Sprouted Mung Bean Summer Salad
Mung beans are one of the most cherished foods in Ayurveda. They are tridoshic, wholesome for everyone, vata, pitta and kapha. They can be eaten to balance all three doshas (energetic forces), especially when cooked with spices appropriate for each dosha. They are very nourishing while being easy to digest – they contain oligosaccharides to prevent gas and bloating, the drawbacks of other beans.
Green mung beans exhibit powerful antioxidant properties that can help fight disease as well as protect the body. Consuming Green Mung Beans Have Been Studied to Treat: Diabetes, Heart Disease, Cancer, Celiac Disease/Gluten-Free Diets, Anemia, Osteoporosis, Digestive imbalances, Inflammation, Regulate Hormones after Menopause, Relieve Hot Flashes, and Prevent Osteoporosis.
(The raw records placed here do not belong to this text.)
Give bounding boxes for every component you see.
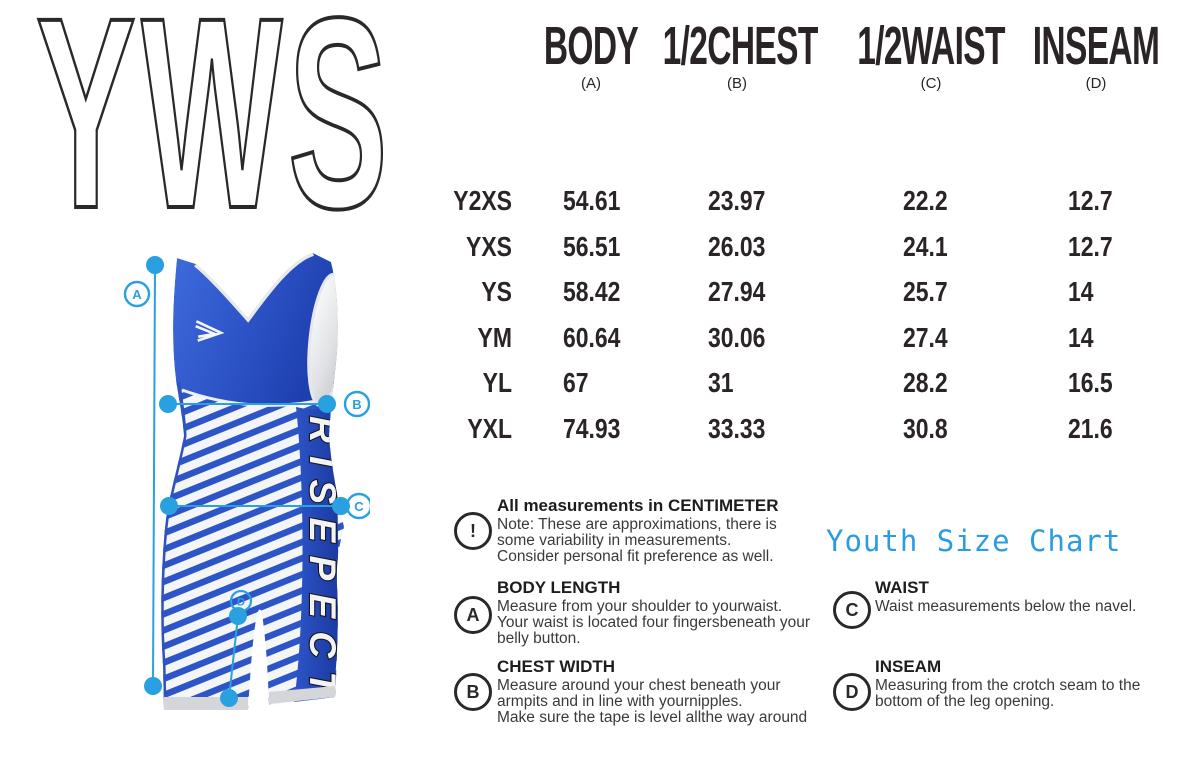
yws-wordmark: YWS	[35, 0, 394, 265]
inseam-d-icon: D	[833, 673, 871, 711]
column-header-waist: 1/2WAIST (C)	[811, 16, 1051, 92]
note-line: Waist measurements below the navel.	[875, 598, 1137, 615]
singlet-body: RISEPECT	[161, 253, 344, 710]
singlet-illustration: RISEPECT	[123, 253, 370, 710]
waist-c-icon: C	[833, 591, 871, 629]
column-header-body: BODY (A)	[471, 16, 711, 92]
note-title: WAIST	[875, 578, 929, 597]
note-line: Measuring from the crotch seam to the	[875, 677, 1141, 694]
column-sublabel: (C)	[920, 75, 942, 92]
svg-text:A: A	[132, 287, 142, 302]
neckline-trim	[194, 253, 315, 323]
column-sublabel: (D)	[1085, 75, 1107, 92]
table-cell: 27.94	[708, 276, 766, 308]
size-label: YL	[482, 367, 512, 399]
size-label: YXL	[467, 412, 512, 444]
chest-value-column: 23.97 26.03 27.94 30.06 31 33.33	[708, 178, 828, 452]
table-cell: 22.2	[903, 185, 948, 216]
note-line: armpits and in line with yournipples.	[497, 693, 743, 711]
table-cell: 30.06	[708, 321, 766, 353]
note-title: INSEAM	[875, 657, 942, 676]
size-label: YXS	[466, 230, 512, 262]
table-cell: 24.1	[903, 230, 948, 262]
table-cell: 25.7	[903, 276, 948, 308]
size-label: YM	[477, 321, 512, 353]
chest-panel	[173, 253, 338, 406]
measure-annotations: A B C D	[123, 256, 370, 707]
note-title: All measurements in CENTIMETER	[497, 496, 779, 515]
table-cell: 67	[563, 367, 589, 399]
table-cell: 58.42	[563, 276, 621, 308]
table-cell: 60.64	[563, 321, 621, 353]
table-cell: 31	[708, 367, 734, 399]
note-title: BODY LENGTH	[497, 578, 621, 597]
note-body-length: BODY LENGTH Measure from your shoulder t…	[497, 578, 827, 648]
warning-icon: !	[454, 512, 492, 550]
table-cell: 14	[1068, 276, 1094, 308]
note-chest-width: CHEST WIDTH Measure around your chest be…	[497, 657, 827, 727]
svg-text:C: C	[354, 499, 364, 514]
note-inseam: INSEAM Measuring from the crotch seam to…	[875, 657, 1200, 710]
measure-line-a	[144, 256, 164, 695]
table-cell: 27.4	[903, 321, 948, 353]
table-cell: 14	[1068, 321, 1094, 353]
table-cell: 21.6	[1068, 412, 1113, 444]
column-sublabel: (B)	[727, 75, 747, 92]
measure-label-d: D	[229, 589, 253, 613]
note-measurement: All measurements in CENTIMETER Note: The…	[497, 496, 827, 566]
column-sublabel: (A)	[581, 75, 601, 92]
table-cell: 33.33	[708, 412, 766, 444]
column-label: INSEAM	[1032, 16, 1160, 76]
measure-label-a: A	[123, 280, 151, 308]
size-label: Y2XS	[453, 185, 512, 216]
size-column: Y2XS YXS YS YM YL YXL	[400, 178, 512, 452]
side-panel	[294, 397, 339, 703]
svg-text:B: B	[352, 397, 361, 412]
note-line: Consider personal fit preference as well…	[497, 548, 774, 566]
chest-width-b-icon: B	[454, 673, 492, 711]
body-length-a-icon: A	[454, 596, 492, 634]
table-cell: 28.2	[903, 367, 948, 399]
table-cell: 12.7	[1068, 230, 1113, 262]
table-cell: 23.97	[708, 185, 766, 216]
table-cell: 54.61	[563, 185, 621, 216]
table-cell: 74.93	[563, 412, 621, 444]
measure-label-c: C	[345, 492, 370, 520]
singlet-side-text: RISEPECT	[302, 416, 343, 697]
inseam-value-column: 12.7 12.7 14 14 16.5 21.6	[1068, 178, 1188, 452]
note-line: some variability in measurements.	[497, 532, 732, 550]
body-value-column: 54.61 56.51 58.42 60.64 67 74.93	[563, 178, 683, 452]
svg-text:D: D	[237, 597, 245, 609]
column-header-chest: 1/2CHEST (B)	[617, 16, 857, 92]
column-label: BODY	[543, 16, 639, 76]
note-line: bottom of the leg opening.	[875, 693, 1055, 711]
right-leg-hem	[269, 686, 335, 704]
table-cell: 16.5	[1068, 367, 1113, 399]
measure-line-c	[160, 497, 350, 515]
table-cell: 26.03	[708, 230, 766, 262]
note-line: belly button.	[497, 630, 581, 648]
size-label: YS	[481, 276, 512, 308]
waist-value-column: 22.2 24.1 25.7 27.4 28.2 30.8	[903, 178, 1023, 452]
note-line: Your waist is located four fingersbeneat…	[497, 614, 811, 632]
measure-line-b	[159, 395, 336, 413]
measure-label-b: B	[343, 390, 370, 418]
note-line: Make sure the tape is level allthe way a…	[497, 709, 808, 727]
risepect-logo-icon	[195, 320, 225, 342]
note-line: Note: These are approximations, there is	[497, 516, 777, 533]
note-line: Measure from your shoulder to yourwaist.	[497, 598, 783, 615]
chart-title: Youth Size Chart	[826, 524, 1122, 558]
column-header-inseam: INSEAM (D)	[976, 16, 1200, 92]
column-label: 1/2WAIST	[857, 16, 1005, 76]
table-cell: 30.8	[903, 412, 948, 444]
table-cell: 56.51	[563, 230, 621, 262]
note-line: Measure around your chest beneath your	[497, 677, 781, 694]
note-title: CHEST WIDTH	[497, 657, 616, 676]
note-waist: WAIST Waist measurements below the navel…	[875, 578, 1200, 615]
table-cell: 12.7	[1068, 185, 1113, 216]
column-label: 1/2CHEST	[662, 16, 819, 76]
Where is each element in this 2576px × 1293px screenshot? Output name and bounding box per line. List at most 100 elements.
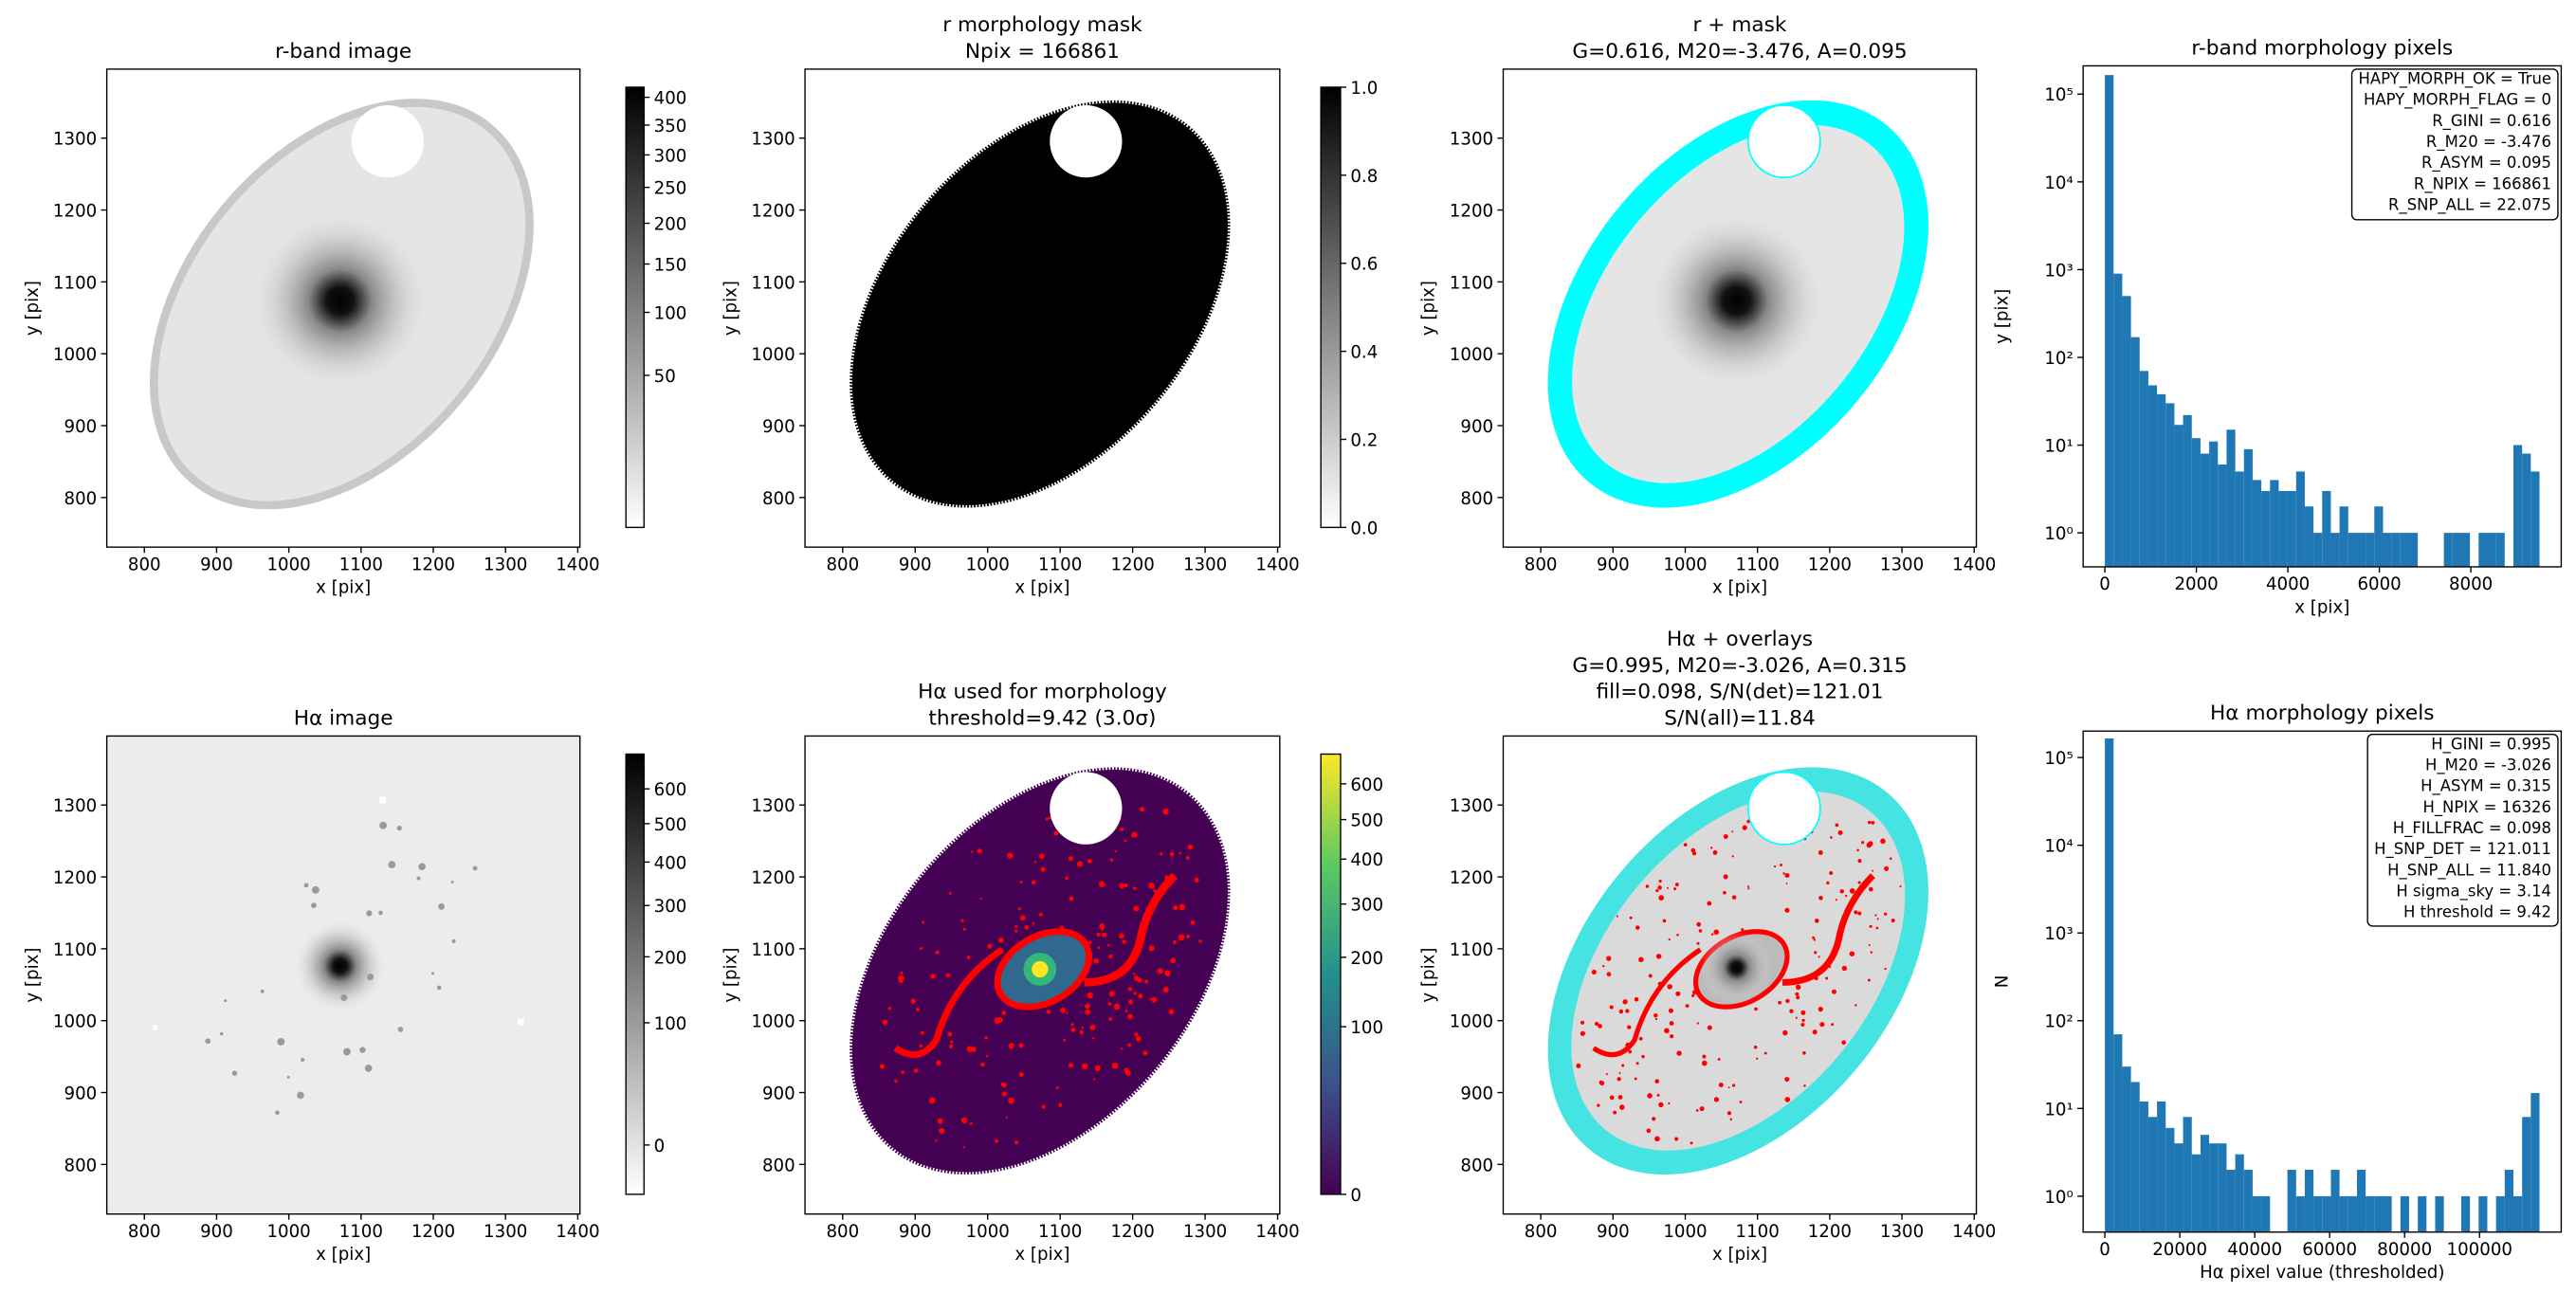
speckle (1731, 855, 1734, 858)
speckle (1617, 1077, 1621, 1082)
y-tick-label: 1000 (751, 345, 795, 365)
speckle (1133, 975, 1140, 981)
speckle (962, 1145, 966, 1149)
x-tick-label: 800 (826, 1222, 859, 1242)
speckle (1162, 808, 1169, 815)
annotation-frame (2366, 734, 2559, 927)
x-tick-label: 40000 (2227, 1240, 2282, 1260)
y-tick-label: 10⁵ (2044, 85, 2073, 105)
speckle (1627, 1025, 1632, 1029)
speckle (966, 1046, 974, 1052)
colorbar-tick-label: 250 (654, 179, 687, 199)
image-area (150, 99, 534, 510)
y-tick-label: 1300 (751, 796, 795, 816)
speckle (1111, 1062, 1119, 1069)
bar (2348, 1195, 2357, 1232)
speckle (1652, 1117, 1656, 1121)
speckle (1089, 1024, 1096, 1030)
bar (2209, 441, 2219, 567)
speckle (1784, 907, 1790, 913)
bar (2330, 533, 2340, 567)
x-tick-label: 1100 (1736, 1222, 1780, 1242)
speckle (1198, 939, 1202, 943)
x-tick-label: 1400 (556, 555, 599, 574)
x-axis-label: x [pix] (2294, 597, 2349, 617)
bar (2209, 1143, 2219, 1232)
speckle (340, 993, 348, 1001)
colorbar (1320, 753, 1342, 1195)
arm-region (1592, 947, 1702, 1058)
x-tick-label: 1400 (1255, 555, 1299, 574)
speckle (1647, 1093, 1653, 1099)
speckle (1622, 999, 1628, 1005)
speckle (1063, 1038, 1067, 1042)
speckle (977, 848, 982, 854)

Mung beans offer 14 grams of protein per cooked cup and are high in calcium, and iron are a great source of dietary fiber, vitamin C, magnesium and potassium. They contain thiamin, iron, magnesium, riboflavin, niacin, phosphorus, potassium and copper, and are a good source of folate, Vitamin K, and Vitamin B6. They also contain skin anti-aging properties that stimulate the production of hyaluronic acid, collagen, and elastin, all essential to younger healthier skin
Saute sprouted mung beans in your vegetable broth with the cumin, salt and pepper for 8-10 minutes. Strain and let cool while you prepare and dice your vegetables. Combine and toss all your diced vegetables, mung beans, lime juice, olive oil and fresh herbs in a large salad bowl. Top with avocado and enjoy!